Eugene Levin: Great question. So yes, I mean, of course, to sell, you have to sell. So of course, 10x is definitely achievable, but people need to put work and fine-tune the product to their needs, which we help them with. But — to give you just a couple of examples of why I think 10x is maybe even conservative. We have, for example, customers who use our internal linking module. And when you do internal linking for a small website, it’s not hard, you can do it using white board, you just put 20 pages and figure out how to connect them. Now our enterprise customers, they have millions of pages. So there is no whiteboard in the world that is big enough to put all those pages and figure out how to connect them. So that’s why we crawl their websites.

We understand what other websites linked to them, so we can figure out external linked profile, internal linked profile, the map of the website and figure out what pages should be connected to other pages and sort of share the authority of the page with other pages using AI and machine learning. And if you think about the incremental value, it’s not just being 10x more productive, it’s actually finally being able to do the work that you would not be able to do without this technology.
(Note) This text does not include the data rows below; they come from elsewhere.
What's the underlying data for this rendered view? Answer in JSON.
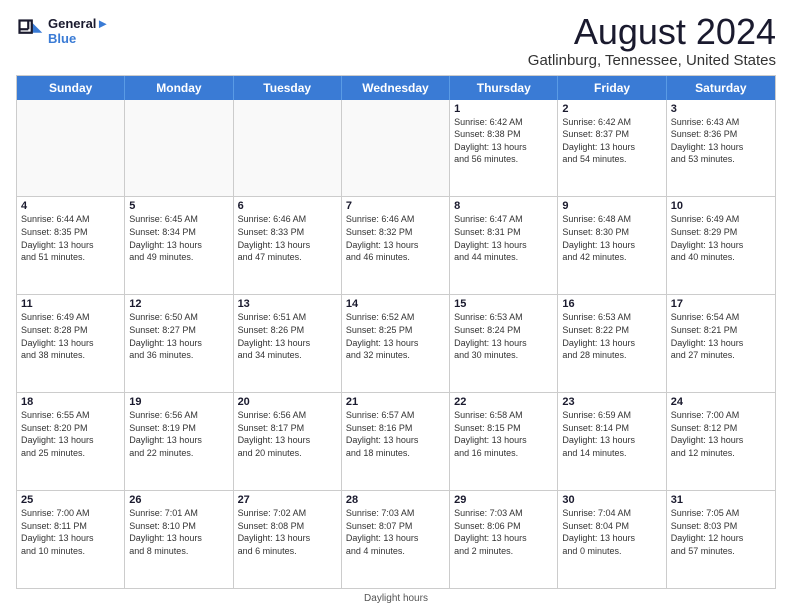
{
  "logo": {
    "line1": "General",
    "line2": "Blue"
  },
  "title": "August 2024",
  "subtitle": "Gatlinburg, Tennessee, United States",
  "days_of_week": [
    "Sunday",
    "Monday",
    "Tuesday",
    "Wednesday",
    "Thursday",
    "Friday",
    "Saturday"
  ],
  "footer": "Daylight hours",
  "weeks": [
    [
      {
        "day": "",
        "text": "",
        "empty": true
      },
      {
        "day": "",
        "text": "",
        "empty": true
      },
      {
        "day": "",
        "text": "",
        "empty": true
      },
      {
        "day": "",
        "text": "",
        "empty": true
      },
      {
        "day": "1",
        "text": "Sunrise: 6:42 AM\nSunset: 8:38 PM\nDaylight: 13 hours\nand 56 minutes."
      },
      {
        "day": "2",
        "text": "Sunrise: 6:42 AM\nSunset: 8:37 PM\nDaylight: 13 hours\nand 54 minutes."
      },
      {
        "day": "3",
        "text": "Sunrise: 6:43 AM\nSunset: 8:36 PM\nDaylight: 13 hours\nand 53 minutes."
      }
    ],
    [
      {
        "day": "4",
        "text": "Sunrise: 6:44 AM\nSunset: 8:35 PM\nDaylight: 13 hours\nand 51 minutes."
      },
      {
        "day": "5",
        "text": "Sunrise: 6:45 AM\nSunset: 8:34 PM\nDaylight: 13 hours\nand 49 minutes."
      },
      {
        "day": "6",
        "text": "Sunrise: 6:46 AM\nSunset: 8:33 PM\nDaylight: 13 hours\nand 47 minutes."
      },
      {
        "day": "7",
        "text": "Sunrise: 6:46 AM\nSunset: 8:32 PM\nDaylight: 13 hours\nand 46 minutes."
      },
      {
        "day": "8",
        "text": "Sunrise: 6:47 AM\nSunset: 8:31 PM\nDaylight: 13 hours\nand 44 minutes."
      },
      {
        "day": "9",
        "text": "Sunrise: 6:48 AM\nSunset: 8:30 PM\nDaylight: 13 hours\nand 42 minutes."
      },
      {
        "day": "10",
        "text": "Sunrise: 6:49 AM\nSunset: 8:29 PM\nDaylight: 13 hours\nand 40 minutes."
      }
    ],
    [
      {
        "day": "11",
        "text": "Sunrise: 6:49 AM\nSunset: 8:28 PM\nDaylight: 13 hours\nand 38 minutes."
      },
      {
        "day": "12",
        "text": "Sunrise: 6:50 AM\nSunset: 8:27 PM\nDaylight: 13 hours\nand 36 minutes."
      },
      {
        "day": "13",
        "text": "Sunrise: 6:51 AM\nSunset: 8:26 PM\nDaylight: 13 hours\nand 34 minutes."
      },
      {
        "day": "14",
        "text": "Sunrise: 6:52 AM\nSunset: 8:25 PM\nDaylight: 13 hours\nand 32 minutes."
      },
      {
        "day": "15",
        "text": "Sunrise: 6:53 AM\nSunset: 8:24 PM\nDaylight: 13 hours\nand 30 minutes."
      },
      {
        "day": "16",
        "text": "Sunrise: 6:53 AM\nSunset: 8:22 PM\nDaylight: 13 hours\nand 28 minutes."
      },
      {
        "day": "17",
        "text": "Sunrise: 6:54 AM\nSunset: 8:21 PM\nDaylight: 13 hours\nand 27 minutes."
      }
    ],
    [
      {
        "day": "18",
        "text": "Sunrise: 6:55 AM\nSunset: 8:20 PM\nDaylight: 13 hours\nand 25 minutes."
      },
      {
        "day": "19",
        "text": "Sunrise: 6:56 AM\nSunset: 8:19 PM\nDaylight: 13 hours\nand 22 minutes."
      },
      {
        "day": "20",
        "text": "Sunrise: 6:56 AM\nSunset: 8:17 PM\nDaylight: 13 hours\nand 20 minutes."
      },
      {
        "day": "21",
        "text": "Sunrise: 6:57 AM\nSunset: 8:16 PM\nDaylight: 13 hours\nand 18 minutes."
      },
      {
        "day": "22",
        "text": "Sunrise: 6:58 AM\nSunset: 8:15 PM\nDaylight: 13 hours\nand 16 minutes."
      },
      {
        "day": "23",
        "text": "Sunrise: 6:59 AM\nSunset: 8:14 PM\nDaylight: 13 hours\nand 14 minutes."
      },
      {
        "day": "24",
        "text": "Sunrise: 7:00 AM\nSunset: 8:12 PM\nDaylight: 13 hours\nand 12 minutes."
      }
    ],
    [
      {
        "day": "25",
        "text": "Sunrise: 7:00 AM\nSunset: 8:11 PM\nDaylight: 13 hours\nand 10 minutes."
      },
      {
        "day": "26",
        "text": "Sunrise: 7:01 AM\nSunset: 8:10 PM\nDaylight: 13 hours\nand 8 minutes."
      },
      {
        "day": "27",
        "text": "Sunrise: 7:02 AM\nSunset: 8:08 PM\nDaylight: 13 hours\nand 6 minutes."
      },
      {
        "day": "28",
        "text": "Sunrise: 7:03 AM\nSunset: 8:07 PM\nDaylight: 13 hours\nand 4 minutes."
      },
      {
        "day": "29",
        "text": "Sunrise: 7:03 AM\nSunset: 8:06 PM\nDaylight: 13 hours\nand 2 minutes."
      },
      {
        "day": "30",
        "text": "Sunrise: 7:04 AM\nSunset: 8:04 PM\nDaylight: 13 hours\nand 0 minutes."
      },
      {
        "day": "31",
        "text": "Sunrise: 7:05 AM\nSunset: 8:03 PM\nDaylight: 12 hours\nand 57 minutes."
      }
    ]
  ]
}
And the difference between tiered offerings like that we sell to SMB is an enterprise that SMBs don’t have websites with millions of pages, so they don’t need those features, while large enterprises have millions of patients so they need additional products. And that technically a philosophy that we have with enterprise products, things that we build in enterprise platforms, they are purely incremental.

They are not things that are just fancier versions of things you can buy with our SMB offering. They are incremental. They use the same technology and data, but they solve totally different scope of problems that only big companies have.